Ezechi made the call during an online training of journalists on HIV prevention research organised by the New HIV Vaccine and Microbicides Advocacy Society (NHVMAS).
According to him, HIV self-testing kits can be applied in the same manner as it is done when testing for blood pressure, blood sugar level and pregnancy test.
He said it was important for adolescents and young persons to have access to HIV self-testing kits to remove the stigma associated with going to the hospital.
“Our hospitals are not youths or adolescent friendly at all. Imagine a 17- year-old going to the hospital for HIV test and meets with an older person who stigmatises or criticises the teenager for having sex.
“Such attitude discourages adolescents from going to the hospital for HIV test; they will rather go into hiding without getting medical help.
“This is why we keep losing people to deaths occasioned HIV when they do not present themselves early for treatment.
“Issues of sexuality and sex is supposed to be private to an individual, that teenager should not be seen as a sex maniac, rather his health should be prioritised.
“This is why, it is difficult to identify these patients. Out of the 1.8 million people living with HIV/AIDS in the country, less than one million are on ARVs or treatment.
“For over 20 years, we have been practicing hospital testing and it is not working well due to stigmatisation.
“The only way we can achieve our target in the fight against HIV/AIDS is by incorporating HIV self-testing.
“Self-testing will encourage more people to do test and there is an online application on how to use the kits and numbers to call for counselling and treatment in case someone tests positive,” he added.
Ezechi said that HIV self-testing was one of the ways to upscale HIV testing in the country and achieve 95 per cent of detection of people who tested positive to prevent new infections and deaths.
Also, Mrs Florita Durueke, Executive Director, NHVMAS, said that sexual reproductive health for young people or adolescents should be treated as a serious matter and a matter of life and death.
Durueke called for training of hospital personnel to enhance their capacity and promote youth-friendly attitudes.
She also denied the perception that HIV self-testing promotes sex in the society.
“Whether we like it or not, people are having sex.
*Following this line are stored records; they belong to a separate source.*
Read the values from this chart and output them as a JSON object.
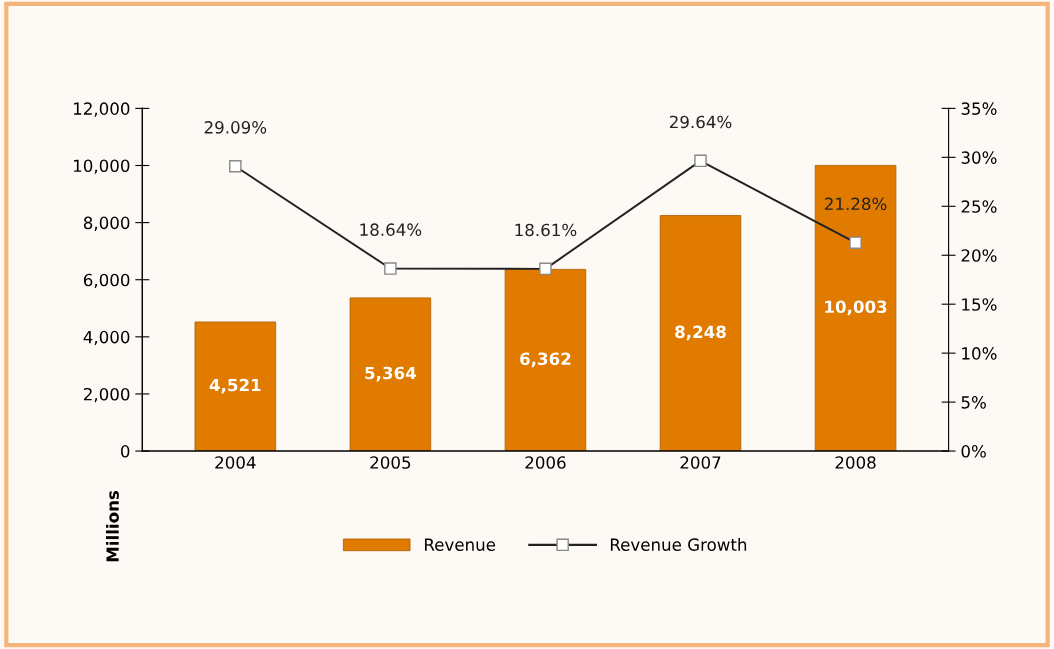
{
  "chart_data": {
    "type": "bar",
    "categories": [
      "2004",
      "2005",
      "2006",
      "2007",
      "2008"
    ],
    "series": [
      {
        "name": "Revenue",
        "color": "#e07b00",
        "values": [
          4521,
          5364,
          6362,
          8248,
          10003
        ],
        "value_labels": [
          "4,521",
          "5,364",
          "6,362",
          "8,248",
          "10,003"
        ]
      },
      {
        "name": "Revenue Growth",
        "type": "line",
        "axis": "y2",
        "color": "#222222",
        "marker": "square",
        "values": [
          29.09,
          18.64,
          18.61,
          29.64,
          21.28
        ],
        "value_labels": [
          "29.09%",
          "18.64%",
          "18.61%",
          "29.64%",
          "21.28%"
        ]
      }
    ],
    "ylim": [
      0,
      12000
    ],
    "yticks": [
      {
        "value": 0,
        "label": "0"
      },
      {
        "value": 2000,
        "label": "2,000"
      },
      {
        "value": 4000,
        "label": "4,000"
      },
      {
        "value": 6000,
        "label": "6,000"
      },
      {
        "value": 8000,
        "label": "8,000"
      },
      {
        "value": 10000,
        "label": "10,000"
      },
      {
        "value": 12000,
        "label": "12,000"
      }
    ],
    "y2lim": [
      0,
      35
    ],
    "y2ticks": [
      {
        "value": 0,
        "label": "0%"
      },
      {
        "value": 5,
        "label": "5%"
      },
      {
        "value": 10,
        "label": "10%"
      },
      {
        "value": 15,
        "label": "15%"
      },
      {
        "value": 20,
        "label": "20%"
      },
      {
        "value": 25,
        "label": "25%"
      },
      {
        "value": 30,
        "label": "30%"
      },
      {
        "value": 35,
        "label": "35%"
      }
    ],
    "ylabel": "Millions",
    "legend": "bottom",
    "grid": false
  }
}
So, what we are saying is that self-testing is a health service to help fight the high rate of HIV infection in the country,” she said.
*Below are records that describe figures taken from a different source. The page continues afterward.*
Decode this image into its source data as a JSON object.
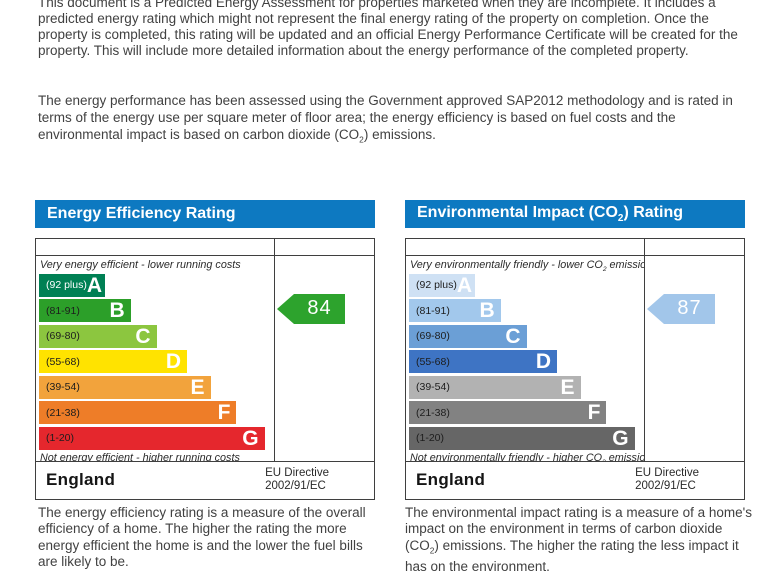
{
  "document": {
    "intro": "This document is a Predicted Energy Assessment for properties marketed when they are incomplete. It includes a predicted energy rating which might not represent the final energy rating of the property on completion. Once the property is completed, this rating will be updated and an official Energy Performance Certificate will be created for the property. This will include more detailed information about the energy performance of the completed property.",
    "methodology_pre": "The energy performance has been assessed using the Government approved SAP2012 methodology and is rated in terms of the energy use per square meter of floor area; the energy efficiency is based on fuel costs and the environmental impact is based on carbon dioxide (CO",
    "methodology_sub": "2",
    "methodology_post": ") emissions."
  },
  "eer": {
    "title": "Energy Efficiency Rating",
    "top_caption": "Very energy efficient - lower running costs",
    "bottom_caption": "Not energy efficient - higher running costs",
    "bands": [
      {
        "range": "(92 plus)",
        "letter": "A",
        "color": "#008054",
        "range_color": "#ffffff",
        "width_pct": 28
      },
      {
        "range": "(81-91)",
        "letter": "B",
        "color": "#2c9f29",
        "range_color": "#1d1d1d",
        "width_pct": 39
      },
      {
        "range": "(69-80)",
        "letter": "C",
        "color": "#8cc63f",
        "range_color": "#1d1d1d",
        "width_pct": 50
      },
      {
        "range": "(55-68)",
        "letter": "D",
        "color": "#ffe300",
        "range_color": "#1d1d1d",
        "width_pct": 63
      },
      {
        "range": "(39-54)",
        "letter": "E",
        "color": "#f2a33c",
        "range_color": "#1d1d1d",
        "width_pct": 73
      },
      {
        "range": "(21-38)",
        "letter": "F",
        "color": "#ee7d28",
        "range_color": "#1d1d1d",
        "width_pct": 84
      },
      {
        "range": "(1-20)",
        "letter": "G",
        "color": "#e5272d",
        "range_color": "#1d1d1d",
        "width_pct": 96
      }
    ],
    "current_value": "84",
    "arrow_color": "#2da32d",
    "region": "England",
    "directive_line1": "EU Directive",
    "directive_line2": "2002/91/EC",
    "description": "The energy efficiency rating is a measure of the overall efficiency of a home. The higher the rating the more energy efficient the home is and the lower the fuel bills are likely to be."
  },
  "eir": {
    "title_pre": "Environmental Impact (CO",
    "title_sub": "2",
    "title_post": ") Rating",
    "top_caption_pre": "Very environmentally friendly - lower CO",
    "top_caption_sub": "2",
    "top_caption_post": " emissions",
    "bottom_caption_pre": "Not environmentally friendly - higher CO",
    "bottom_caption_sub": "2",
    "bottom_caption_post": " emissions",
    "bands": [
      {
        "range": "(92 plus)",
        "letter": "A",
        "color": "#cfe1f4",
        "range_color": "#1d1d1d",
        "width_pct": 28
      },
      {
        "range": "(81-91)",
        "letter": "B",
        "color": "#a2c8ec",
        "range_color": "#1d1d1d",
        "width_pct": 39
      },
      {
        "range": "(69-80)",
        "letter": "C",
        "color": "#6b9fd6",
        "range_color": "#1d1d1d",
        "width_pct": 50
      },
      {
        "range": "(55-68)",
        "letter": "D",
        "color": "#3e74c4",
        "range_color": "#1d1d1d",
        "width_pct": 63
      },
      {
        "range": "(39-54)",
        "letter": "E",
        "color": "#b2b2b2",
        "range_color": "#1d1d1d",
        "width_pct": 73
      },
      {
        "range": "(21-38)",
        "letter": "F",
        "color": "#828282",
        "range_color": "#1d1d1d",
        "width_pct": 84
      },
      {
        "range": "(1-20)",
        "letter": "G",
        "color": "#666666",
        "range_color": "#1d1d1d",
        "width_pct": 96
      }
    ],
    "current_value": "87",
    "arrow_color": "#a2c6ea",
    "region": "England",
    "directive_line1": "EU Directive",
    "directive_line2": "2002/91/EC",
    "description_pre": "The environmental impact rating is a measure of a home's impact on the environment in terms of carbon dioxide (CO",
    "description_sub": "2",
    "description_post": ") emissions. The higher the rating the less impact it has on the environment."
  },
  "chart_data": [
    {
      "type": "bar",
      "title": "Energy Efficiency Rating",
      "categories": [
        "A (92 plus)",
        "B (81-91)",
        "C (69-80)",
        "D (55-68)",
        "E (39-54)",
        "F (21-38)",
        "G (1-20)"
      ],
      "band_colors": [
        "#008054",
        "#2c9f29",
        "#8cc63f",
        "#ffe300",
        "#f2a33c",
        "#ee7d28",
        "#e5272d"
      ],
      "current_rating": 84,
      "current_band": "B",
      "footer": "England — EU Directive 2002/91/EC"
    },
    {
      "type": "bar",
      "title": "Environmental Impact (CO2) Rating",
      "categories": [
        "A (92 plus)",
        "B (81-91)",
        "C (69-80)",
        "D (55-68)",
        "E (39-54)",
        "F (21-38)",
        "G (1-20)"
      ],
      "band_colors": [
        "#cfe1f4",
        "#a2c8ec",
        "#6b9fd6",
        "#3e74c4",
        "#b2b2b2",
        "#828282",
        "#666666"
      ],
      "current_rating": 87,
      "current_band": "B",
      "footer": "England — EU Directive 2002/91/EC"
    }
  ]
}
In a recent report, the National Agency for the Control of AIDS says an estimated 51,000 people living with HIV/AIDS in Nigeria died in the first two quarters of 2020.
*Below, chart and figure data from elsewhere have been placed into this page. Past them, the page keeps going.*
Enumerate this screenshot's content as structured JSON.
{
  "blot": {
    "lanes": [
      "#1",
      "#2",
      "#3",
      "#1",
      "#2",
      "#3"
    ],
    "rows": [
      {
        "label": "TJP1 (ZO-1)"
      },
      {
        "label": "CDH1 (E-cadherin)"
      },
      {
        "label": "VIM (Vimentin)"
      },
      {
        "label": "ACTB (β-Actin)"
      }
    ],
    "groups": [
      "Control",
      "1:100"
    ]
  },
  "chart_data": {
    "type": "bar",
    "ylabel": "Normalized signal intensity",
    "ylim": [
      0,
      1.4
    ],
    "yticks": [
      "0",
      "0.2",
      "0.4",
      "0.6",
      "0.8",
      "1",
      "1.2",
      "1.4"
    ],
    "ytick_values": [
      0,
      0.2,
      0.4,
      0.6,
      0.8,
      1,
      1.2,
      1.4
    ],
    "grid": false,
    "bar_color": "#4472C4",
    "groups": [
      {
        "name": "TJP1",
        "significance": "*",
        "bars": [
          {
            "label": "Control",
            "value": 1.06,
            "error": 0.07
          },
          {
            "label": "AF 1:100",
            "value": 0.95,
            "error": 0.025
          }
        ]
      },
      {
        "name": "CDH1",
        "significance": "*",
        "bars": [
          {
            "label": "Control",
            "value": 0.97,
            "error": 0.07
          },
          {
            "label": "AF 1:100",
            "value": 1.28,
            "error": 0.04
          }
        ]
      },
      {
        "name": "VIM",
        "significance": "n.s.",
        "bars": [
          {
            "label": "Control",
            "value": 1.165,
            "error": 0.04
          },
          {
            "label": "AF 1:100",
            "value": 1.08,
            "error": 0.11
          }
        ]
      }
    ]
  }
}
Dr Gambo Aliyu, NACA Director-General, partly blamed the high mortality on lack of access to treatment and the disruption of medical services brought about by the COVID-19 pandemic.
Aliyu feared that the number of deaths among PLWHA might worsened, if the disruption to HIV/AIDS treatment persists for another six months.
The NACA director-general also predicted that an estimated new HIV infection in 2020, which currently stands at 48, 000, could further increase astronomically to 100,000.